Daniele Gansers Geschäftsmodell ist Selbstvermarktung. Er schreibt Bücher, die er selbst vertreibt, und hält Vorträge im deutschsprachigen Raum – Eintritt zwischen 30 und 40 Euro. Meistens referiert er vor ausverkauftem Haus. Seine Argumentation ist bürgerlich, teilweise gleitet sie ins Esoterische ab. Seine Handlungsorientierung bleibt häufig dünn. Die Argumente seiner Gegner sind allerdings leicht zu durchschauen. »Das Netzwerk zur Bekämpfung von Antisemitismus« aus Dortmund erklärt zu Gansers Auftritt, er sei zwar »nie mit offen antisemitischen Aussagen in Erscheinung getreten«, verbreite aber Theorien, »die eine Nähe zu antisemitischen Verschwörungserzählungen aufweisen und bei Personen, die hierfür empfänglich sind, auf fruchtbaren Boden fallen«.

Ähnliche Vorwürfe werden seit längerem dem britischen Musiker und Mitbegründer der Band Pink Floyd, Roger Waters, gemacht.

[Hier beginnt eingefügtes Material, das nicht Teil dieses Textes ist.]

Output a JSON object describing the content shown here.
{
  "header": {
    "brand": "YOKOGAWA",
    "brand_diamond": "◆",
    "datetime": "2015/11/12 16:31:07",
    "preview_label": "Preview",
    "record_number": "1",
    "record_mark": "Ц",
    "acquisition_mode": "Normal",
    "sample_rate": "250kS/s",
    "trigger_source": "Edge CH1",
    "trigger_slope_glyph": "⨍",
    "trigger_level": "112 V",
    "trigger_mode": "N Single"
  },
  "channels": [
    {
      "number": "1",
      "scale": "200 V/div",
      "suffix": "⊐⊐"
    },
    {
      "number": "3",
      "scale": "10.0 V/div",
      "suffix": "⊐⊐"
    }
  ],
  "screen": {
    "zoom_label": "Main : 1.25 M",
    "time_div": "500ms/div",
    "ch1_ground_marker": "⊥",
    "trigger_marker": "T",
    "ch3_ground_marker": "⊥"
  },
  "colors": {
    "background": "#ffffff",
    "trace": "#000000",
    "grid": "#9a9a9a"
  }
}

Seit seine Unterstützung der Kampagne »Boycott, Divestment and Sanctions« (BDS) gegen die israelische Besatzungspolitik in den palästinensischen Gebieten bekannt geworden ist, wird auch ihm Antisemitismus vorgeworfen. Auch Roger Waters werden dabei keine antisemitischen Aussagen zugeordnet. Kritik am Handeln des Staates Israel, die aufgrund des Völkermordes der deutschen Faschisten an den Juden nicht geäußert werden dürfe, reicht. Ähnliches gelte für die USA: sie agierten als Schutzmacht Israels – das rechtfertige ihr Handeln. Letztendlich erstreckt sich diese Art der Argumentation auch auf den Antikapitalismus. Dieser sei ebenfalls antisemitisch, da es ja auch jüdische Kapitalisten gebe.

Anfang Februar sprach Roger Waters auf Einladung Rußlands vor dem UNO-Sicherheitsrat. Er setzte sich für Friedensverhandlungen ein und gab dem Westen eine Mitschuld am Krieg. Damit erreichte die Hexenjagd gegen ihn ihren Höhepunkt. Der Veranstaltungsort für das Konzert seiner Europatournee in Frankfurt wurde schon gekündigt. In Berlin, Köln und München wird darüber diskutiert. Neben den obligatorischen Vorwürfen von »Antisemitismus« und »Putin-Propaganda« wird Roger Waters als Spinner und »traumatisiert« diskreditiert.

Diese Kampagnen von Politik und Medien, die einen äußerst engen Rahmen des Sagbaren vorgeben, engen die »Meinungsfreiheit« auf das westliche Narrativ ein. Andere Meinungen sind nicht nur zum Abschuß freigegeben. Wer sich trauen sollte, sie zu äußern, wird an seiner Lebensgrundlage gepackt.

Der Entzug von Auftrittsmöglichkeiten ist die Ausweitung der Berufsverbotspraxis in neuer Form. Diejenigen, die am eifrigsten die Verteidigung der Demokratie fordern, zerstören mit dem Vorschlaghammer die Grundrechte.